La panthère des neiges

Texte de Sylvain Tesson.

L’auteur a suivi Vincent Munier, photographe animalier, dans les hauts plateaux du Tibet sur les traces de la panthère des neiges. « Si l’on voulait avoir une chance de l’apercevoir, il fallait la chercher en plein hiver, à quatre ou cinq mille mètres d’altitude. » (p. 23) C’est donc ce voyage à l’affût qu’il raconte. Pendant de longs jours, Tesson, Munier et leurs compagnons d’attente observent des yacks, des renards, des chèvres bleues, des antilopes, des gypaètes ou encore des chats de Pallas. « Les bêtes surgissent sans prémices puis s’évanouissent sans espoir qu’on les retrouve. Il faut bénir leur vision éphémère, la vénérer comme une offrande. » (p. 35) Mais du félin tant convoité, pas l’ombre d’une tache ni d’une moustache pendant longtemps. « La panthère pouvait être un rocher et chaque rocher une panthère. » (p. 112) Jusqu’au matin où la bête somptueuse se détache en haut d’une crête. L’attente de l’animal et son apparition convoquent des figures féminines chères à l’auteur, qui sont autant de doux souvenirs et de tendres regrets.

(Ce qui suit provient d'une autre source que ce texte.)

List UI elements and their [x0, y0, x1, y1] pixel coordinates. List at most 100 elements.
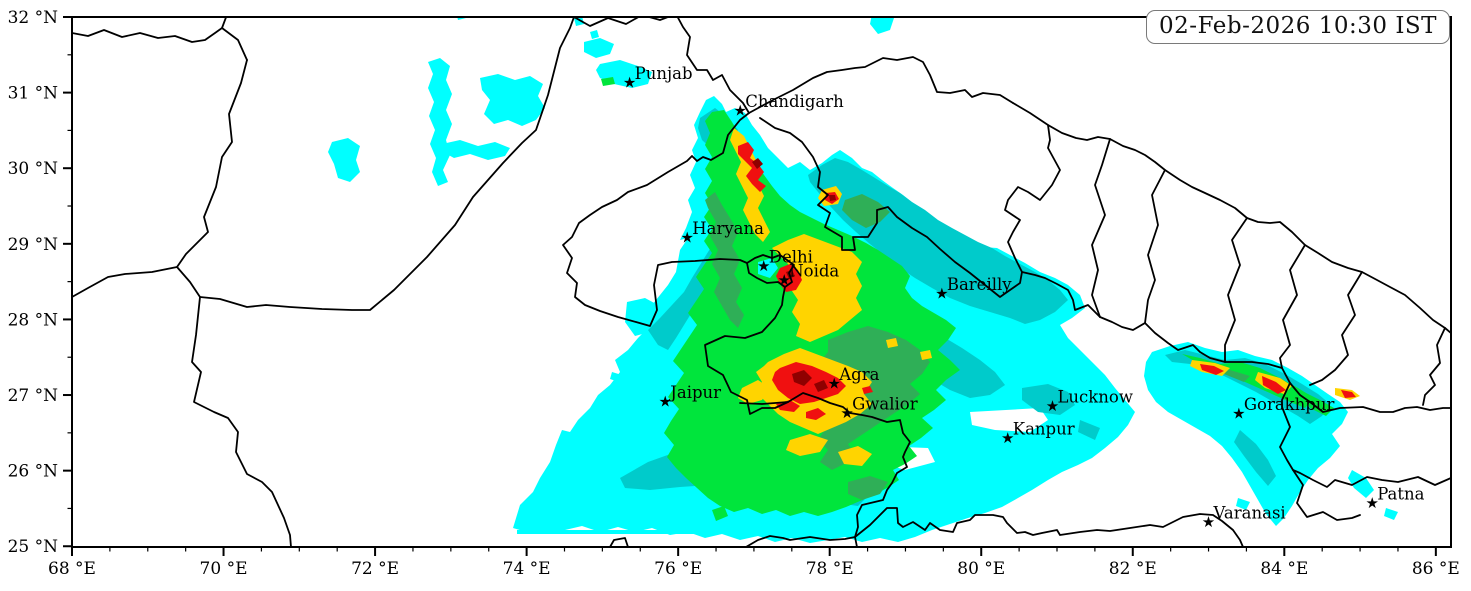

J’ai apprécié la prose de l’auteur, vive et sèche comme le froid mordant des steppes asiatiques. Son ironie cinglante sur la folie technique des hommes me convainc parfaitement, de même que son humilité affichée devant la création, qui confine presque à l’antispécisme. « Par quel étrange mouvement de l’âme en arrive-t-on à tirer une balle dans la tête d’un être pareil ? […] L’amour de la nature est l’argument des chasseurs. » (p. 109) Je ne connais pas, ou très mal, les doctrines bouddhistes et taoïstes, mais ce que Sylvain Tesson en tire pour étayer son propos donne envie d’approfondir le sujet. « L’affût était une prière. En regardant l’animal, on faisait comme les mystiques. On saluait le souvenir primal. » (p. 57) Je dois reconnaître à l’auteur un grand sens de la périphrase, hélas dévoyé dans une tendance quasi maniaque à l’aphorisme. « La Terre avait été un musée sublime. Par malheur, l’homme n’était pas conservateur. » (p. 164) Alors oui, c’est certain, ça fait beaucoup de belles citations à extraire du texte, mais la somme de ces phrases sonne un peu creux. Le livre a été couronné par le prix Renaudot 2019, distinction avec laquelle je suis très souvent d’accord. Peut-être attendais-je trop de ce texte et de cet auteur dont plusieurs amis lecteurs me vantent souvent le talent.